Tampaknya tidak ada negara lain yang bisa menandingi Jepang dalam hal keragaman budayanya yang terkenal. Di satu sisi, ada budaya yang terlihat aneh seperti pakaian pelayan yang populer atau budaya kawaii. Di sisi lain, kita juga dapat melihat budaya tradisionalnya yang indah, seperti melihat bunga sakura yang bermekaran atau kelopaknya yang mengambang di kolam datar seperti kaca, atau geisha dengan kimono yang indah. Mochi Nage Matsuri, yang diadakan setiap musim semi di ribuan kuil Shinto di seluruh Jepang, menampilkan kedua sisi dari budaya Jepang.
Acara sederhana ini diringkas dengan apik dalam judulnya, Mochi Nage Matsuri, yang diterjemahkan secara bebas sebagai 'Festival Lempar Mochi'. Orang-orang dari segala usia dan komunitas akan berkumpul di kuil setempat untuk upacara pemberkatan kesuburan dan panen untuk tahun-tahun berikutnya. Setelah pendeta memberkati sebidang tanah upacara dan dua anak laki-laki yang tampak malu-malu berpakaian seperti sapi dituntun di atasnya, suasana beralih dari keseriusan menjadi apa yang hanya bisa digambarkan sebagai hiruk-pikuk.

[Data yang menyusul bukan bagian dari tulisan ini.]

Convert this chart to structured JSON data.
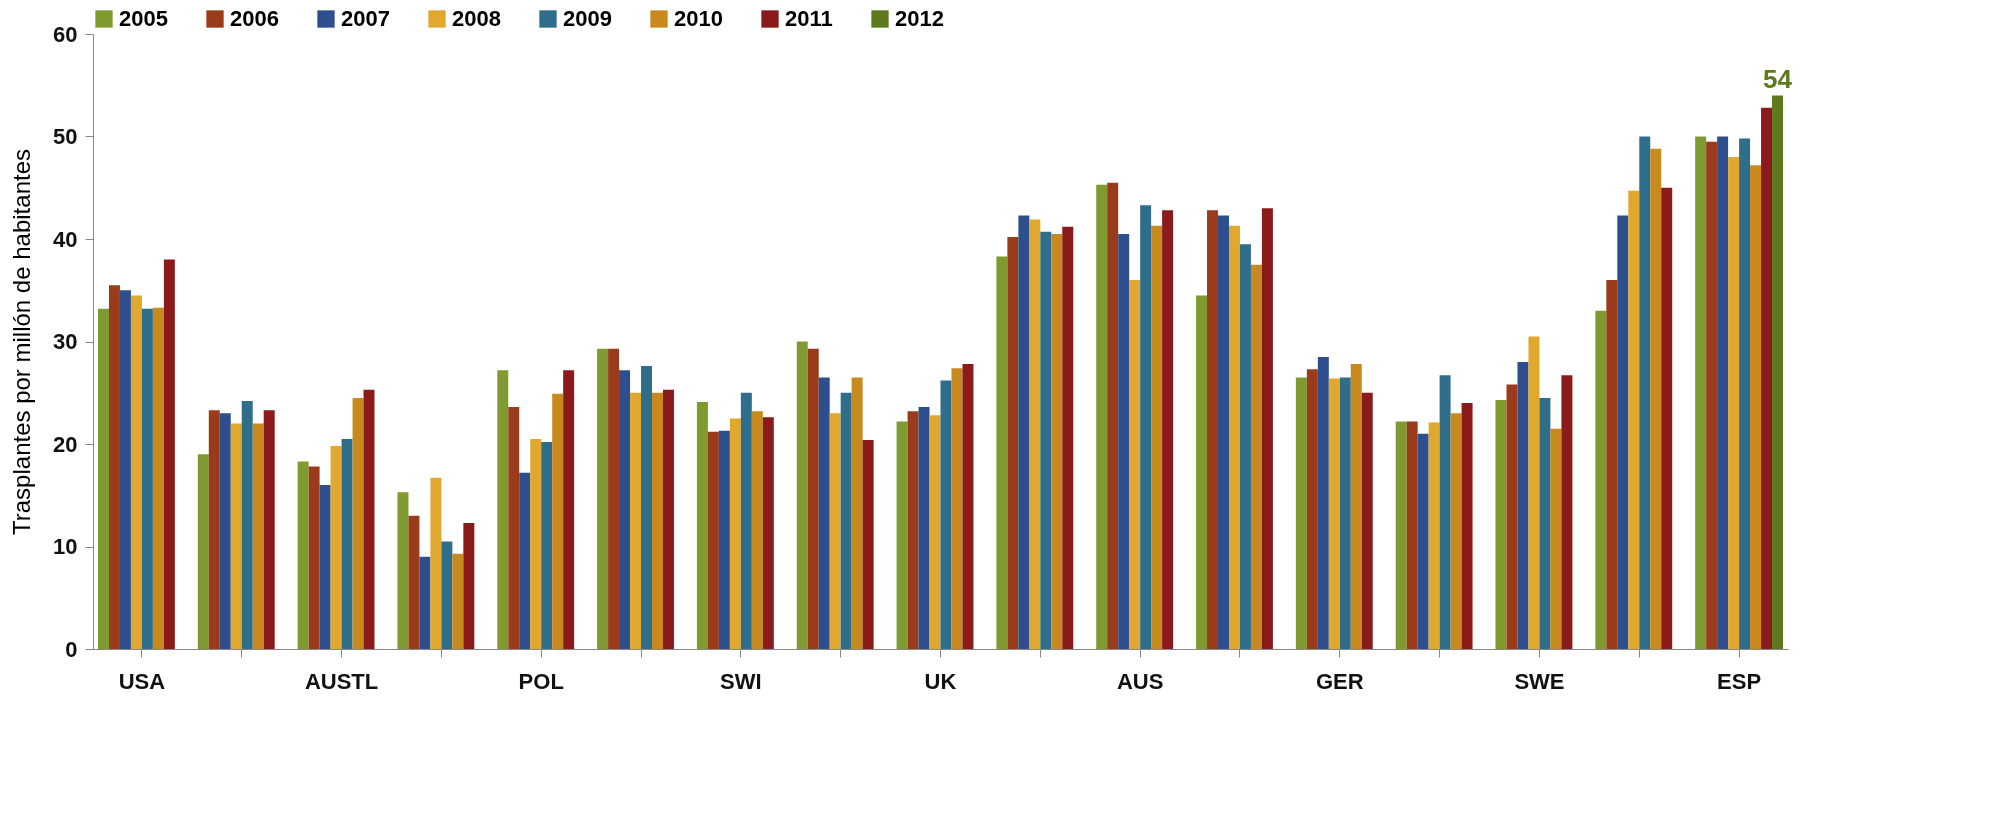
{
  "chart_data": {
    "type": "bar",
    "ylabel": "Trasplantes por millón de habitantes",
    "categories": [
      "USA",
      null,
      "AUSTL",
      null,
      "POL",
      null,
      "SWI",
      null,
      "UK",
      null,
      "AUS",
      null,
      "GER",
      null,
      "SWE",
      null,
      "ESP"
    ],
    "ylim": [
      0,
      60
    ],
    "yticks": [
      0,
      10,
      20,
      30,
      40,
      50,
      60
    ],
    "grid": false,
    "legend": "top",
    "series": [
      {
        "name": "2005",
        "color": "#7f9a2e",
        "values": [
          33.2,
          19,
          18.3,
          15.3,
          27.2,
          29.3,
          24.1,
          30,
          22.2,
          38.3,
          45.3,
          34.5,
          26.5,
          22.2,
          24.3,
          33,
          50
        ]
      },
      {
        "name": "2006",
        "color": "#9a3b1c",
        "values": [
          35.5,
          23.3,
          17.8,
          13,
          23.6,
          29.3,
          21.2,
          29.3,
          23.2,
          40.2,
          45.5,
          42.8,
          27.3,
          22.2,
          25.8,
          36,
          49.5
        ]
      },
      {
        "name": "2007",
        "color": "#2d4f8e",
        "values": [
          35,
          23,
          16,
          9,
          17.2,
          27.2,
          21.3,
          26.5,
          23.6,
          42.3,
          40.5,
          42.3,
          28.5,
          21,
          28,
          42.3,
          50
        ]
      },
      {
        "name": "2008",
        "color": "#e0a82e",
        "values": [
          34.5,
          22,
          19.8,
          16.7,
          20.5,
          25,
          22.5,
          23,
          22.8,
          41.9,
          36,
          41.3,
          26.4,
          22.1,
          30.5,
          44.7,
          48
        ]
      },
      {
        "name": "2009",
        "color": "#2e6e8a",
        "values": [
          33.2,
          24.2,
          20.5,
          10.5,
          20.2,
          27.6,
          25,
          25,
          26.2,
          40.7,
          43.3,
          39.5,
          26.5,
          26.7,
          24.5,
          50,
          49.8
        ]
      },
      {
        "name": "2010",
        "color": "#c88a1e",
        "values": [
          33.3,
          22,
          24.5,
          9.3,
          24.9,
          25,
          23.2,
          26.5,
          27.4,
          40.5,
          41.3,
          37.5,
          27.8,
          23,
          21.5,
          48.8,
          47.2
        ]
      },
      {
        "name": "2011",
        "color": "#8b1a1a",
        "values": [
          38,
          23.3,
          25.3,
          12.3,
          27.2,
          25.3,
          22.6,
          20.4,
          27.8,
          41.2,
          42.8,
          43,
          25,
          24,
          26.7,
          45,
          52.8
        ]
      },
      {
        "name": "2012",
        "color": "#5e7a1e",
        "values": [
          null,
          null,
          null,
          null,
          null,
          null,
          null,
          null,
          null,
          null,
          null,
          null,
          null,
          null,
          null,
          null,
          54
        ],
        "value_labels": [
          null,
          null,
          null,
          null,
          null,
          null,
          null,
          null,
          null,
          null,
          null,
          null,
          null,
          null,
          null,
          null,
          "54"
        ]
      }
    ]
  }
}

Tiba-tiba, kantong plastik dan keranjang kayu raksasa dikeluarkan, dan semua orang mulai melihat ke atas. Mochi, kue beras yang ditumbuk dengan keras dengan berbagai resep, dilempar dari tempat yang sangat tinggi untuk orang banyak yang berada di bawah. Orang-orang bergegas dengan penuh semangat untuk mengumpulkan sebanyak mungkin yang mereka bisa.
Menurut kepercayaan tradisional, mochi dijiwai dengan energi ilahi. Sejak awal periode Heian (794–1185), mochi telah menjadi persembahan ritual umum baik dalam tradisi Shinto maupun Buddha. Membuat kue beras untuk acara-acara khusus, seperti festival musiman, telah menjadi cara penting untuk menyatukan komunitas lokal selama berabad-abad. Dalam adat yang dikenal sebagai mochi-tsuki, adonan mochi yang baru dikukus ditumbuk menggunakan lesung dan palu kayu, dan kue beras yang dihasilkan dibagikan kepada orang-orang.

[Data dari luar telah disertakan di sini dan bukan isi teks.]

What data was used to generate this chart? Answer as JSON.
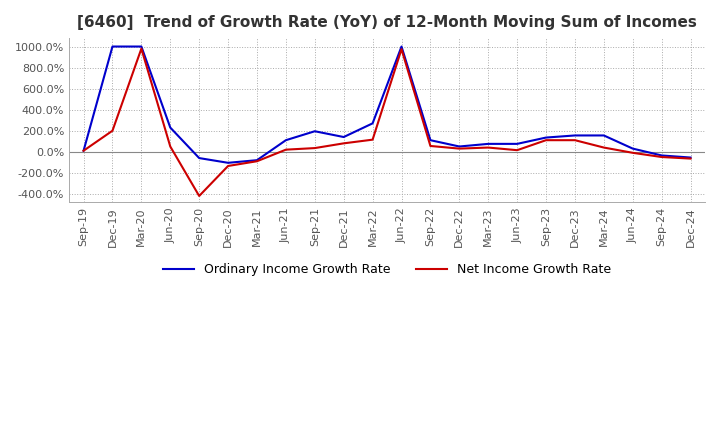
{
  "title": "[6460]  Trend of Growth Rate (YoY) of 12-Month Moving Sum of Incomes",
  "ylim": [
    -480,
    1080
  ],
  "yticks": [
    -400,
    -200,
    0,
    200,
    400,
    600,
    800,
    1000
  ],
  "ytick_labels": [
    "-400.0%",
    "-200.0%",
    "0.0%",
    "200.0%",
    "400.0%",
    "600.0%",
    "800.0%",
    "1000.0%"
  ],
  "background_color": "#ffffff",
  "plot_bg_color": "#ffffff",
  "grid_color": "#aaaaaa",
  "ordinary_color": "#0000cc",
  "net_color": "#cc0000",
  "ordinary_label": "Ordinary Income Growth Rate",
  "net_label": "Net Income Growth Rate",
  "x_labels": [
    "Sep-19",
    "Dec-19",
    "Mar-20",
    "Jun-20",
    "Sep-20",
    "Dec-20",
    "Mar-21",
    "Jun-21",
    "Sep-21",
    "Dec-21",
    "Mar-22",
    "Jun-22",
    "Sep-22",
    "Dec-22",
    "Mar-23",
    "Jun-23",
    "Sep-23",
    "Dec-23",
    "Mar-24",
    "Jun-24",
    "Sep-24",
    "Dec-24"
  ],
  "ordinary_values": [
    10,
    1000,
    1000,
    230,
    -60,
    -105,
    -80,
    110,
    195,
    140,
    270,
    1000,
    110,
    50,
    75,
    75,
    135,
    155,
    155,
    30,
    -35,
    -55
  ],
  "net_values": [
    10,
    200,
    980,
    50,
    -420,
    -135,
    -90,
    20,
    35,
    80,
    115,
    975,
    55,
    30,
    40,
    15,
    110,
    110,
    40,
    -10,
    -50,
    -65
  ],
  "title_fontsize": 11,
  "tick_fontsize": 8,
  "legend_fontsize": 9
}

Mochi juga memiliki peran yang sangat penting dalam perayaan Tahun Baru. Rumah-rumah Jepang secara tradisional membuat atau membeli sepasang kue beras bundar, yang dikenal sebagai kagami mochi, untuk menyambut para dewa Tahun Baru. Makanan kenyal juga merupakan bahan biasa dalam hidangan liburan seperti zōni, sup lezat yang dimakan pada pagi hari di hari pertama tahun baru.
Mochi sendiri dikatakan sebagai lambang kebahagiaan dan kemakmuran untuk musim yang akan datang. Sayangnya, bagaimanapun, mereka juga bertanggung jawab atas kematian sekitar 10 lansia per tahun, terutama karena tersedak disebabkan oleh konsistensinya yang membuatnya sulit dikunyah dan ditelan. Mengingat hal itu, tampaknya aneh melihat para pensiunan berjuang mati-matian melalui lumpur dan batu untuk dengan putus asa menangkap Mochi sebanyak yang mereka bisa dalam Mochi Nage Matsuri.